At this point, Inspektor Gadget became a powerful framework that builds, packages, ships, deploys and runs eBPF programs in many different environments. However, we are still limited to the eBPF programs (gadgets) that we provide.

The image-based gadgets idea aims to remove this limitation and make Inspektor Gadget a framework to run any eBPF programs, like Docker does for containers. The image-based design document gadgets provides a detailed explanation of this feature.

Here a summary of how it works:

  • Build your own eBPF program and package it as an OCI image:

    ig image build -t my-gadget:v1 .
  • Manage your gadgets as you do with containers:

    ig image pull|push my-gadget[:TAG]
    ig image list
  • Run your gadget:

    ig run my-gadget:v1

This feature is already available in ig and kubectl-gadget as experimental. We are working to make the gadgets that we provide available as OCI images as well. You can find more information about the progress in this issue: [EPIC] Implement Image-based Gadgets.
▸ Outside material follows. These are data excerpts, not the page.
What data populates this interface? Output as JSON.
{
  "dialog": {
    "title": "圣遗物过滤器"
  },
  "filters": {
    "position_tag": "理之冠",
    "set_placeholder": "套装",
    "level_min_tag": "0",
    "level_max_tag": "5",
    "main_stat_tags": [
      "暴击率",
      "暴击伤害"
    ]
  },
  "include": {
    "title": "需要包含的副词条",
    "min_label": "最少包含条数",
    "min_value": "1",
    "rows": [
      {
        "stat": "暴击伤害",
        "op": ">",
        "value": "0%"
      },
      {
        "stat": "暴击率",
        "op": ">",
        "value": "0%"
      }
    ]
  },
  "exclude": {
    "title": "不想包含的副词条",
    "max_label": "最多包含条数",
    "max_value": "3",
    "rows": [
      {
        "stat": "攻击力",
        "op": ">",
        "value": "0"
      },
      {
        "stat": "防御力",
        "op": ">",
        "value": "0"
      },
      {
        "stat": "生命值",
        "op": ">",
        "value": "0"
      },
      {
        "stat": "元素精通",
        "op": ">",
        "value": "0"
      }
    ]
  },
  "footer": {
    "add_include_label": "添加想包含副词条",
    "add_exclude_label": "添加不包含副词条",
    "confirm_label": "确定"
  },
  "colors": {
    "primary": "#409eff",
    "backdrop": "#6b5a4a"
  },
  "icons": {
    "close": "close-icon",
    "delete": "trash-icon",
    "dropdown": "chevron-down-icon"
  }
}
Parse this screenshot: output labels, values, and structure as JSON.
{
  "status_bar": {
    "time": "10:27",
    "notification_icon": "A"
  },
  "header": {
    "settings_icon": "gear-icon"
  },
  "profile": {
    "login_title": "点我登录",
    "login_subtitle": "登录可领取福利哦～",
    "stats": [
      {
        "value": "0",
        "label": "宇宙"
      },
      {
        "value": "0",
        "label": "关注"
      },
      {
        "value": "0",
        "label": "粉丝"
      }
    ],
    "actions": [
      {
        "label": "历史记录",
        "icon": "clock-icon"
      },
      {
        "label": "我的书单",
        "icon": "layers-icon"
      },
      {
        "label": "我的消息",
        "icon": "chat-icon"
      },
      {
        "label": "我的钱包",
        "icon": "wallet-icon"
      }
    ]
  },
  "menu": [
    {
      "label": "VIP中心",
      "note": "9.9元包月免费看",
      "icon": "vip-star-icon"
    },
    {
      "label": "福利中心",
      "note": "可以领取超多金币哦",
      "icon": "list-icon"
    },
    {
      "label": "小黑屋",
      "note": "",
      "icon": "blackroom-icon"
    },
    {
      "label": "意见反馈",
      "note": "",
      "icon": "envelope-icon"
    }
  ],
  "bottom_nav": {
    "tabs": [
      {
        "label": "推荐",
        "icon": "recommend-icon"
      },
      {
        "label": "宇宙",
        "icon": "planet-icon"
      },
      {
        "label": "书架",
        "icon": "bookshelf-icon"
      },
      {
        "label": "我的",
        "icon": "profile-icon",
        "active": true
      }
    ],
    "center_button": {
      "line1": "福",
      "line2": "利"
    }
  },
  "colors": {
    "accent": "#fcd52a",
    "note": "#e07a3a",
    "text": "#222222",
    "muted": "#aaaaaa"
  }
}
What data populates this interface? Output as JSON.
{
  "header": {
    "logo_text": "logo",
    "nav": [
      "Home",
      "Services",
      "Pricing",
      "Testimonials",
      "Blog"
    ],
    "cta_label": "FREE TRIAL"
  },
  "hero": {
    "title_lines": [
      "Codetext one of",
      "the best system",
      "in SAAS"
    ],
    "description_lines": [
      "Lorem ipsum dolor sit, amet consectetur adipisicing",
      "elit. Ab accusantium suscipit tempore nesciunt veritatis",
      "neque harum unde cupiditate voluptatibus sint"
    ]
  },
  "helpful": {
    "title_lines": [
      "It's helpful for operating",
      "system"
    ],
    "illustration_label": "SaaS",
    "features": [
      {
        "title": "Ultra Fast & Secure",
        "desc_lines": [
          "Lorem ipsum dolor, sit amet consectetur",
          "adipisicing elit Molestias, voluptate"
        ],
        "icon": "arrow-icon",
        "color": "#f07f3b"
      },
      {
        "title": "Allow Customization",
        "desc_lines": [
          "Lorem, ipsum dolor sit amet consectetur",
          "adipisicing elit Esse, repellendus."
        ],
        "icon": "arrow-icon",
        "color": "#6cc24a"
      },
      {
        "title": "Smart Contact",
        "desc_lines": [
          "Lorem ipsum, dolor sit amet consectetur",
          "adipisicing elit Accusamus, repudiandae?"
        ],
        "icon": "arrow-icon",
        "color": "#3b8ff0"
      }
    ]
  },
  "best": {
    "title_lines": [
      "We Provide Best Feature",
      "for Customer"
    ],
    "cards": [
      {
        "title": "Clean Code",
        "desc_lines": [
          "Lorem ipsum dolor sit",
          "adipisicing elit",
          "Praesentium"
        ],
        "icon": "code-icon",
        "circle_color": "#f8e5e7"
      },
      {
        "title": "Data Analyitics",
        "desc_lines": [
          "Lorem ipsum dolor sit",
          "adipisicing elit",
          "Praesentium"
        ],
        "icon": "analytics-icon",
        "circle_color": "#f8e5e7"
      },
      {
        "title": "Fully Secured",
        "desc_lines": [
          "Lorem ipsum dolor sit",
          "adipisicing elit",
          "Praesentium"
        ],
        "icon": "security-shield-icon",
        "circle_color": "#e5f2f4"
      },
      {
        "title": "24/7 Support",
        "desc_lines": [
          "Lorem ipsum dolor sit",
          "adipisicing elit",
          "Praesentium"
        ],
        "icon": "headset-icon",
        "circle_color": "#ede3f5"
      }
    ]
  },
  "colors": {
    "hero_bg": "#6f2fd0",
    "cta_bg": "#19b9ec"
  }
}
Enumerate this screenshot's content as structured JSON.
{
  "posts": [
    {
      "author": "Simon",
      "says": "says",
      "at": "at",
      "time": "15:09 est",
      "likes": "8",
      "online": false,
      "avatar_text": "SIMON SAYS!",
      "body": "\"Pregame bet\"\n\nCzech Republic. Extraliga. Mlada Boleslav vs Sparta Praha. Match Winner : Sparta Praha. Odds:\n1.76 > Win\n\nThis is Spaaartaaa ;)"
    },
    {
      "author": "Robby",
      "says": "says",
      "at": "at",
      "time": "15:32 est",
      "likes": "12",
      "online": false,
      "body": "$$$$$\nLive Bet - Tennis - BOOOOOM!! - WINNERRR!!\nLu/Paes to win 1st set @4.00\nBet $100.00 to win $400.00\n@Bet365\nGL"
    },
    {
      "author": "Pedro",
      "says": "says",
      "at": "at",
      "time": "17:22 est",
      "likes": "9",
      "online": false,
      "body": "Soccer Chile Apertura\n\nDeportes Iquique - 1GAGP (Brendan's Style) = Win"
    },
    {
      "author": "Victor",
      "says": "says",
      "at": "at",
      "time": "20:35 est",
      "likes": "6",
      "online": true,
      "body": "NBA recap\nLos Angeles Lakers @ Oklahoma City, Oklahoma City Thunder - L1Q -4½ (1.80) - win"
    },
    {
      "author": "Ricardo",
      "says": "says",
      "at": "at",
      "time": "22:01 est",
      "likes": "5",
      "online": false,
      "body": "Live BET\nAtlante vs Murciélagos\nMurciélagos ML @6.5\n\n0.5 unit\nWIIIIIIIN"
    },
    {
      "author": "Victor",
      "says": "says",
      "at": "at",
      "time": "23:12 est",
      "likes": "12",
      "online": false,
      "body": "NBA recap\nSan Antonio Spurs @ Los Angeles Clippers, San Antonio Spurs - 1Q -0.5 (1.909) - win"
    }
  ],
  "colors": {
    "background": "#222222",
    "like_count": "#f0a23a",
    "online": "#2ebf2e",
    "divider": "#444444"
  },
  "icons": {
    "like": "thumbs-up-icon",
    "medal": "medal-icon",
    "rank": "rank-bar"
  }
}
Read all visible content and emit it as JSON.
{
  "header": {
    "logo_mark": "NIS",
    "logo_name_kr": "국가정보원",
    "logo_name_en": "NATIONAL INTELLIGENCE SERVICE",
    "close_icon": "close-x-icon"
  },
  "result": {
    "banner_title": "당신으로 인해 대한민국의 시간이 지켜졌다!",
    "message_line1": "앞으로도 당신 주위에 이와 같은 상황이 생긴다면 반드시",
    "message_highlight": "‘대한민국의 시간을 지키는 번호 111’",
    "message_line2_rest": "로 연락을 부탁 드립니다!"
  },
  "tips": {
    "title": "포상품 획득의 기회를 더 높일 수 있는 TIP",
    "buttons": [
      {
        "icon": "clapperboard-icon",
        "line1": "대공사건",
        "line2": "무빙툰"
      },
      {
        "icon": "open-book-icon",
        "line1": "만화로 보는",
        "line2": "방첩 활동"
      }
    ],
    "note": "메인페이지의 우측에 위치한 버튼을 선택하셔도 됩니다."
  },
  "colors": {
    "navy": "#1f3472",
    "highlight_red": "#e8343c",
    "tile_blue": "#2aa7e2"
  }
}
Where is Inspektor Gadget Heading?

Our vision for Inspektor Gadget is to be a uniquely complete tool for eBPF system inspection, supporting across Linux host processes, systemd units, containers, and Kubernetes​:

Docker is to containers what Inspektor Gadget is to eBPF programs.

Join us in this journey by contributing to the project, providing feedback, or just using it and letting us know your thoughts.